In a system, many tasks compete for the limited resources, task scheduler is the system that mediates between tasks and resources by intelligently allocating resources to tasks so that task-level and system-level goals are met.
Why we need task scheduler?
it allows us to complete a large number of tasks using limited resources, provide users with an uninterrupted execution experience.
Design
Requirements
- task wise
- submit task
- remove task
- monitor task
- allocate resources
Components
- clients: every system need a client, in our case, client can initiate the task
- rate limiter: it’s important to limit the number of tasks for the reliability of our service.
- task submitter: admit the task if it’s passed rate limiter
- there is a cluster manager to which each node report their status
- each node will also update manager regarding the tasks they admits
- sequencer: assign unique ID to newly created tasks
- DB: tasks and its metadata need to be stored in distributed database.
- metadata can be stored in relational database
- the dependency relationships can be stored in graph database.
- batching and prioritization: after we store the tasks information into database, prioritization is based on the attribution of tasks.
- top K priority tasks are pushed into distributed queue
- distributed queue: consist queue manager and queue
- queue manager adds, updates or delete tasks in queue, it also keep the task in queue until it success, if task fails, it will be visible again
- resource manager: know which resources are free, it pulls the task from distributed queue, and assign them the resources.
- it also keep track the execution status of each task, and report their status to queue manager.
- monitoring service: check the health of the resource manager and the resources.
Considerations
let discuss the scheduling strategy, where we determine which tasks to push into the queue.
and we cannot rely on FIFO queue due to the lack of flexibility, instead, we should categorize tasks and assign them to proper queues.
- tasks cannot be delayed
- tasks can be delayed
- tasks need to be executed periodically
by using a delay tolerance parameter, we can postpone the tasks with longer delay tolerance for urgent tasks during the peak time.

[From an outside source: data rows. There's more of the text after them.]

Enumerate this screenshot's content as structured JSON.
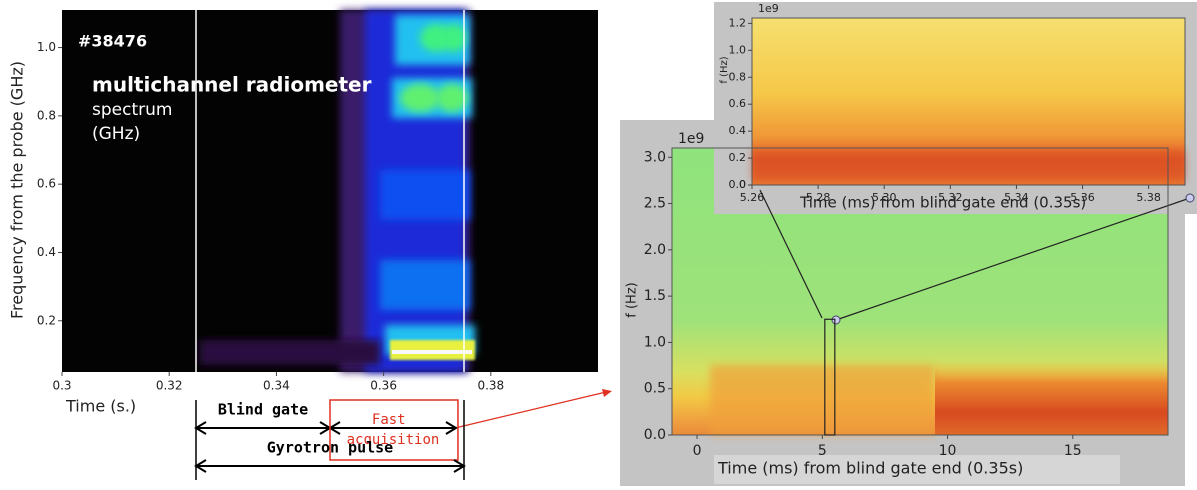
{
  "chart_data": [
    {
      "type": "spectrogram",
      "annotation": "#38476",
      "title": "multichannel radiometer",
      "subtitle_lines": [
        "spectrum",
        "(GHz)"
      ],
      "y_label": "Frequency from the probe (GHz)",
      "x_label": "Time (s.)",
      "xlim": [
        0.3,
        0.4
      ],
      "xticks": [
        0.3,
        0.32,
        0.34,
        0.36,
        0.38
      ],
      "ylim": [
        0.05,
        1.11
      ],
      "yticks": [
        0.2,
        0.4,
        0.6,
        0.8,
        {
          "value": 1,
          "label": "1.0"
        }
      ],
      "vlines": [
        0.325,
        0.375
      ],
      "spans": [
        {
          "label": "Blind gate",
          "from": 0.325,
          "to": 0.35
        },
        {
          "label": "Fast acquisition",
          "from": 0.35,
          "to": 0.3735
        },
        {
          "label": "Gyrotron pulse",
          "from": 0.325,
          "to": 0.375
        }
      ]
    },
    {
      "type": "spectrogram",
      "offset_label": "1e9",
      "y_label": "f (Hz)",
      "x_label": "Time (ms) from blind gate end (0.35s)",
      "xlim": [
        -1,
        18.8
      ],
      "xticks": [
        0,
        5,
        10,
        15
      ],
      "ylim": [
        0,
        3.1
      ],
      "yticks": [
        {
          "value": 0,
          "label": "0.0"
        },
        0.5,
        {
          "value": 1,
          "label": "1.0"
        },
        1.5,
        {
          "value": 2,
          "label": "2.0"
        },
        2.5,
        {
          "value": 3,
          "label": "3.0"
        }
      ],
      "zoom_box": {
        "x": [
          5.1,
          5.5
        ],
        "y": [
          0,
          1.25
        ]
      }
    },
    {
      "type": "spectrogram",
      "offset_label": "1e9",
      "y_label": "f (Hz)",
      "x_label": "Time (ms) from blind gate end (0.35s)",
      "xlim": [
        5.26,
        5.391
      ],
      "xticks": [
        5.26,
        5.28,
        {
          "value": 5.3,
          "label": "5.30"
        },
        5.32,
        5.34,
        5.36,
        5.38
      ],
      "ylim": [
        0,
        1.24
      ],
      "yticks": [
        {
          "value": 0,
          "label": "0.0"
        },
        0.2,
        0.4,
        0.6,
        0.8,
        {
          "value": 1,
          "label": "1.0"
        },
        0.0,
        {
          "value": 1.2,
          "label": "1.2"
        }
      ]
    }
  ]
}
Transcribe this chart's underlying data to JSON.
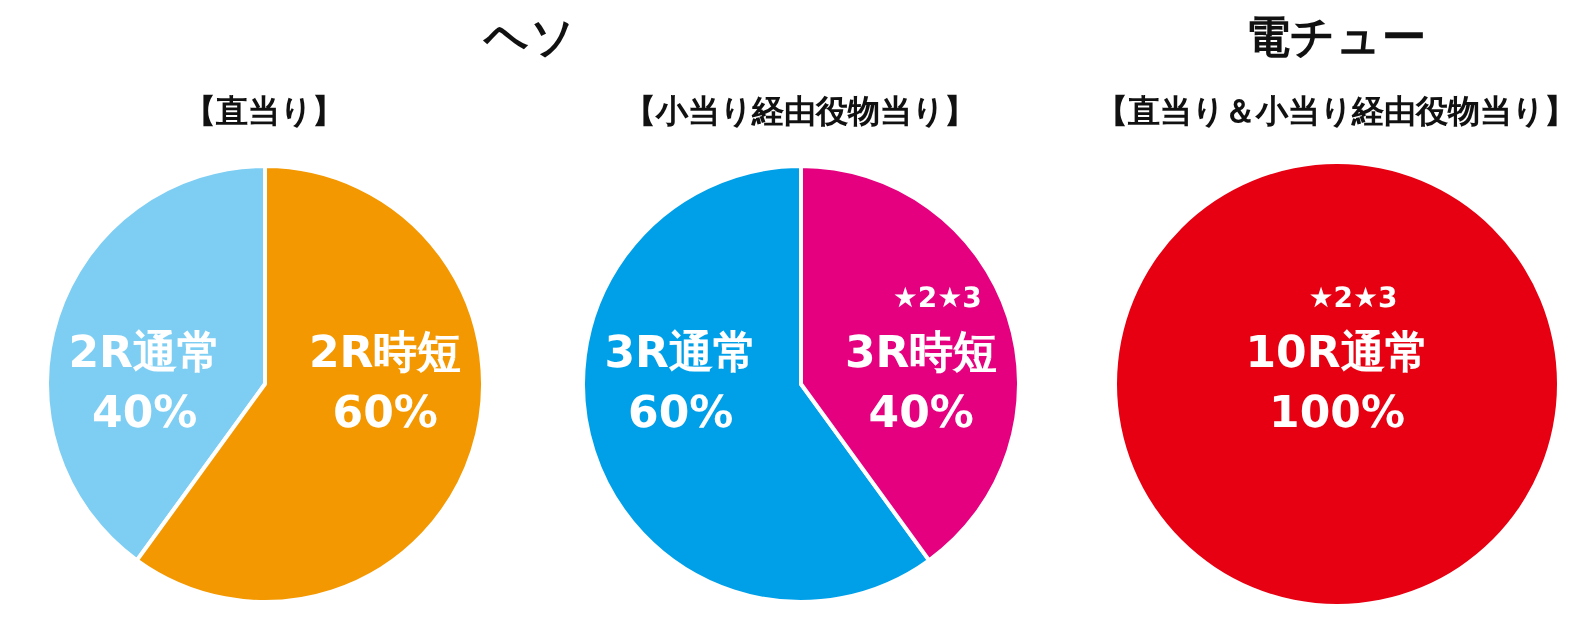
{
  "chart_data": [
    {
      "type": "pie",
      "title": "ヘソ",
      "subtitle": "【直当り】",
      "categories": [
        "2R通常",
        "2R時短"
      ],
      "values": [
        40,
        60
      ],
      "colors": [
        "#7ecef4",
        "#f39800"
      ],
      "value_labels": [
        "40%",
        "60%"
      ],
      "legend": false
    },
    {
      "type": "pie",
      "subtitle": "【小当り経由役物当り】",
      "categories": [
        "3R通常",
        "3R時短"
      ],
      "values": [
        60,
        40
      ],
      "colors": [
        "#00a0e9",
        "#e4007f"
      ],
      "value_labels": [
        "60%",
        "40%"
      ],
      "legend": false,
      "annotations": [
        {
          "text": "★2★3",
          "x": "3R時短"
        }
      ]
    },
    {
      "type": "pie",
      "title": "電チュー",
      "subtitle": "【直当り＆小当り経由役物当り】",
      "categories": [
        "10R通常"
      ],
      "values": [
        100
      ],
      "colors": [
        "#e60012"
      ],
      "value_labels": [
        "100%"
      ],
      "legend": false,
      "annotations": [
        {
          "text": "★2★3",
          "x": "10R通常"
        }
      ]
    }
  ]
}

for malicious tasks, we can
- use authentication and resource authorization
- consider code sandboxing technology
Evaluation
the most important feature is availability, otherwise all system cannot provide any services
Availability
- we add the rate limiter
- task submitter is distributed service
- the queue to rank the tasks is also distributed
- also we have monitoring system to ensure the availability of system
Scalability
- system is modularized properly